太后历经两朝,什么事都看的清楚,身为太子那是未来的国君,他有这方面的担忧,是很正常的,她其实也不想让赵亦尘娶燕七,只是亦尘说服力很强,她答应再考虑,如今被太子一说,又动摇了。
赵亦尘和圣上来到御花园的一处凉亭内,赵炎坐下来,看他神色不好,忙问:“怎么了?”
赵亦尘从袖子里摸出手串,放在面前的石桌上,赵炎嘴里说着:“什么呀?”可看到桌子上的东西时,惊诧异常,忙拿起,细细查看,摸索下如玛瑙一般剔透的珠子:“亦尘,这个东西怎么在你这儿?”

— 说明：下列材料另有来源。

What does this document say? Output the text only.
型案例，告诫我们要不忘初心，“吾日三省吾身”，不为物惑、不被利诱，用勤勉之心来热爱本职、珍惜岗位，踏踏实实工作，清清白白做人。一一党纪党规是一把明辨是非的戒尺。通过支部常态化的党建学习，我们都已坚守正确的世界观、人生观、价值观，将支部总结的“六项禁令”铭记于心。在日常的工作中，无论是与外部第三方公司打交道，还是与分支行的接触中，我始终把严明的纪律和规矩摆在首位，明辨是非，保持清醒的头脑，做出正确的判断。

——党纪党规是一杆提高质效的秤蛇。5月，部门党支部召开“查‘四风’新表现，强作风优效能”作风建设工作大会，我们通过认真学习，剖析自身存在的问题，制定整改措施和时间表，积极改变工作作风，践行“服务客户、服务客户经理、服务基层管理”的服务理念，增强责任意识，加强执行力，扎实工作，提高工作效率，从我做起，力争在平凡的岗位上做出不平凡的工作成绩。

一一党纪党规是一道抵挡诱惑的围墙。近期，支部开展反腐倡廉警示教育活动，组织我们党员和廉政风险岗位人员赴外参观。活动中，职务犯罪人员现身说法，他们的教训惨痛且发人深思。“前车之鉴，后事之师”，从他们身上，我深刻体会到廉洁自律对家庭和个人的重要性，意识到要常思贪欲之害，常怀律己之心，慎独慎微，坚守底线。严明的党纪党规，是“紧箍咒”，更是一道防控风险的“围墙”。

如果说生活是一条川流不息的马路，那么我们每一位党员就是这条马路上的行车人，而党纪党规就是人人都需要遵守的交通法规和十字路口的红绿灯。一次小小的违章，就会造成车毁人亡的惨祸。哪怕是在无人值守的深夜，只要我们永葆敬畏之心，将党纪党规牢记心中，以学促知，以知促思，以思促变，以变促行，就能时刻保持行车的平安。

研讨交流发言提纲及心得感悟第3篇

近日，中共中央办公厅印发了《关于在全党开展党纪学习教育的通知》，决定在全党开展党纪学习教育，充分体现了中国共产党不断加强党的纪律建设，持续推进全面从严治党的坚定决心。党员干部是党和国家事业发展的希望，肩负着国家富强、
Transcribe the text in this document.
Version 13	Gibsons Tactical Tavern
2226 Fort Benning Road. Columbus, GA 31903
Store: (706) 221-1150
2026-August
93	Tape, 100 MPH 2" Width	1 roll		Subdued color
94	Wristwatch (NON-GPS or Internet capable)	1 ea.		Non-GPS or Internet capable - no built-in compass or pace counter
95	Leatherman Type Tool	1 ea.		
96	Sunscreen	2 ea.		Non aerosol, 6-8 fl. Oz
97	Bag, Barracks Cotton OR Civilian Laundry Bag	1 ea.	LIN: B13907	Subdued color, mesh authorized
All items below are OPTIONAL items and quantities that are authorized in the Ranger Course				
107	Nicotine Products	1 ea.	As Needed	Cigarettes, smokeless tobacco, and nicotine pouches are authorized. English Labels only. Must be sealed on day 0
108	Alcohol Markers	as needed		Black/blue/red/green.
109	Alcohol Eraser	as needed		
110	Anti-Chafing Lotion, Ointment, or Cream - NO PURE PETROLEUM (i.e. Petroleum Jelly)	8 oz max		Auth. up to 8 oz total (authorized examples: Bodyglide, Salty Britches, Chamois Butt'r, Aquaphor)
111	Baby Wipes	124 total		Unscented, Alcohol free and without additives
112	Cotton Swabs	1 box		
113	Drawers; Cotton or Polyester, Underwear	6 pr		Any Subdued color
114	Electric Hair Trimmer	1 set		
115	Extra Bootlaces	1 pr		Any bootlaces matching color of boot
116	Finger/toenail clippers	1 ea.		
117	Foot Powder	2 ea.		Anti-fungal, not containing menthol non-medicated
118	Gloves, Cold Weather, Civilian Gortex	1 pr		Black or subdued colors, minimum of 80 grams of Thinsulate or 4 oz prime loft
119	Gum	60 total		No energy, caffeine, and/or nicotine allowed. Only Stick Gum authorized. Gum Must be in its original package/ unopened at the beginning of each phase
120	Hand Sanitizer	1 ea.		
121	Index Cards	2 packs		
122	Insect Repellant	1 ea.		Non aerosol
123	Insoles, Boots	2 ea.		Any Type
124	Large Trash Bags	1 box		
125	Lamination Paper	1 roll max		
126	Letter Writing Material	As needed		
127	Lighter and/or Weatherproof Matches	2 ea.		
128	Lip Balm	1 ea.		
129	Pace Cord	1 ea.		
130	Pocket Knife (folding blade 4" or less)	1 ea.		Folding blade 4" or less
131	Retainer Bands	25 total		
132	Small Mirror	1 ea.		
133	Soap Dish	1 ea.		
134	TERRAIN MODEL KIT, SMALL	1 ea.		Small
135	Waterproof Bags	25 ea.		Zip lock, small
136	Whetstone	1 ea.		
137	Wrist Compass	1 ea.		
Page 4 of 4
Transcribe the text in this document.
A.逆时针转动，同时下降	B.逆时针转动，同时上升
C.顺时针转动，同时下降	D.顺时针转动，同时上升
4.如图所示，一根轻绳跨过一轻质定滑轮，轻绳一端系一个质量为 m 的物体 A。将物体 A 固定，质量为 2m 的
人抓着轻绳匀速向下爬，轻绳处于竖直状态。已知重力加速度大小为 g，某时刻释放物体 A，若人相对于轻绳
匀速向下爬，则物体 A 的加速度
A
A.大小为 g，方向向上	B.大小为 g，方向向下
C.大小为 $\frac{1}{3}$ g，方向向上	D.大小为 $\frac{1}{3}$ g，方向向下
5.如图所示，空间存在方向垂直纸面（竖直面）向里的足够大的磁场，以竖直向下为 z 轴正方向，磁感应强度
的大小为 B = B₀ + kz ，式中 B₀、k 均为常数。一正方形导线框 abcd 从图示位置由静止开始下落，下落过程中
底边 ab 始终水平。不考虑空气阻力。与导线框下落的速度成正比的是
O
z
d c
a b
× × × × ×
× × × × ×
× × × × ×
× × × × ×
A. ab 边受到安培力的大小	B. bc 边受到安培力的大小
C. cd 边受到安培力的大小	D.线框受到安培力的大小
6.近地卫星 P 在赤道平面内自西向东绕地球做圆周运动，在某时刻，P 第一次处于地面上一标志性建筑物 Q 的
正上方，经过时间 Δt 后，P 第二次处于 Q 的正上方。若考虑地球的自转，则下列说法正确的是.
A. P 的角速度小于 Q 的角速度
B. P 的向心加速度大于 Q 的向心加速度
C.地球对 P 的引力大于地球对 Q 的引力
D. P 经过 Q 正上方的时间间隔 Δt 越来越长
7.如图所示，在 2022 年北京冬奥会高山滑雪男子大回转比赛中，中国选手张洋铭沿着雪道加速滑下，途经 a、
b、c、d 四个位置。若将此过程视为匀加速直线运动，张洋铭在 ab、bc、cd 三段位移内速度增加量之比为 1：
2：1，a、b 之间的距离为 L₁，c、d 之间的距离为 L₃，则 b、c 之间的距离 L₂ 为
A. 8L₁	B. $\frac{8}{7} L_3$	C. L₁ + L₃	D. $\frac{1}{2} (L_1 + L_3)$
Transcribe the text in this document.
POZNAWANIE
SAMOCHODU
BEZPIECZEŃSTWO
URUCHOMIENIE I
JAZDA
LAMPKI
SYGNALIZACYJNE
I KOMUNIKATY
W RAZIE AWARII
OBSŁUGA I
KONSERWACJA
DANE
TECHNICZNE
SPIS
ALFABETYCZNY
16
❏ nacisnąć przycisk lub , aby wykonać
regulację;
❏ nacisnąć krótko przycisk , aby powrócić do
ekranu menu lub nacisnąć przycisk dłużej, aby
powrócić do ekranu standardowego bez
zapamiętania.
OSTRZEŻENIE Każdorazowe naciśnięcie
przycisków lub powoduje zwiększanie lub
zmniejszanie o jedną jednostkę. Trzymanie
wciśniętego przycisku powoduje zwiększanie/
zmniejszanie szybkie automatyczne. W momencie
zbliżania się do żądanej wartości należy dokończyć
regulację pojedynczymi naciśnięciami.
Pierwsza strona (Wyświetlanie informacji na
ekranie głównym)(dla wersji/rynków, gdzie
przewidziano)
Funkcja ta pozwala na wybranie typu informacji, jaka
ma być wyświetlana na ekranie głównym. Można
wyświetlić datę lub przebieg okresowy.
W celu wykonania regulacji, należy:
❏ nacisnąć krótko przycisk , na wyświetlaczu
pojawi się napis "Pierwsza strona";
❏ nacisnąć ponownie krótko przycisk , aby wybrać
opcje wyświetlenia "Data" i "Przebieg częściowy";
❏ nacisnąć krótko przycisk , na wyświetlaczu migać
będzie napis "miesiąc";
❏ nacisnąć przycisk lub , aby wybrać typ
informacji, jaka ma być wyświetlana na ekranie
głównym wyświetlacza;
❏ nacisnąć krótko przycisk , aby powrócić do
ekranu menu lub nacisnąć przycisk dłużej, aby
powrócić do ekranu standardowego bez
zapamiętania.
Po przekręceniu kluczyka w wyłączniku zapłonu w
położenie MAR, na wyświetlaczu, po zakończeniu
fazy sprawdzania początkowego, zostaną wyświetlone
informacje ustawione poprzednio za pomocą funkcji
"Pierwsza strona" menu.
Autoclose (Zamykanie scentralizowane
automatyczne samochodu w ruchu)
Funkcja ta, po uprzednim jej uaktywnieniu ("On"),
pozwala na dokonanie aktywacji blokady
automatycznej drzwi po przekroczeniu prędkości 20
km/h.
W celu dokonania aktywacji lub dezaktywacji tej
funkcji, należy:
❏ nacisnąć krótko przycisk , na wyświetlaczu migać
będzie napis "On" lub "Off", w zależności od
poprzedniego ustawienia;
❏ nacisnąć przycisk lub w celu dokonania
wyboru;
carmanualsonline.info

“父皇认得?”赵亦尘这句话都无需多问,看他神色就明白了,心底一沉,还是想问个清楚,“父皇,你能说说它的来历吗?”
赵炎动了一下唇,最近这段时间,他和这个儿子的关系缓和了很多,他也愿意喊自己父皇了,赵炎思绪万千,像是飘了很远很远。
“这副手串,不是普通之物,是佛门圣物,多少钱也买不来,全看机缘,是当年一位登仙的高僧亲手打制,据说能解百毒,冬暖夏凉,练武者佩戴可提升内力,并且可使肌肤生香,不但延年益寿,还使容颜不老,总之是一件稀世之宝。”
赵亦尘似乎在江湖上也听说过,称为佛香手串,没想到的是自己母亲的东西,怎么又在燕七手里,他心里窒闷,“后来呢!”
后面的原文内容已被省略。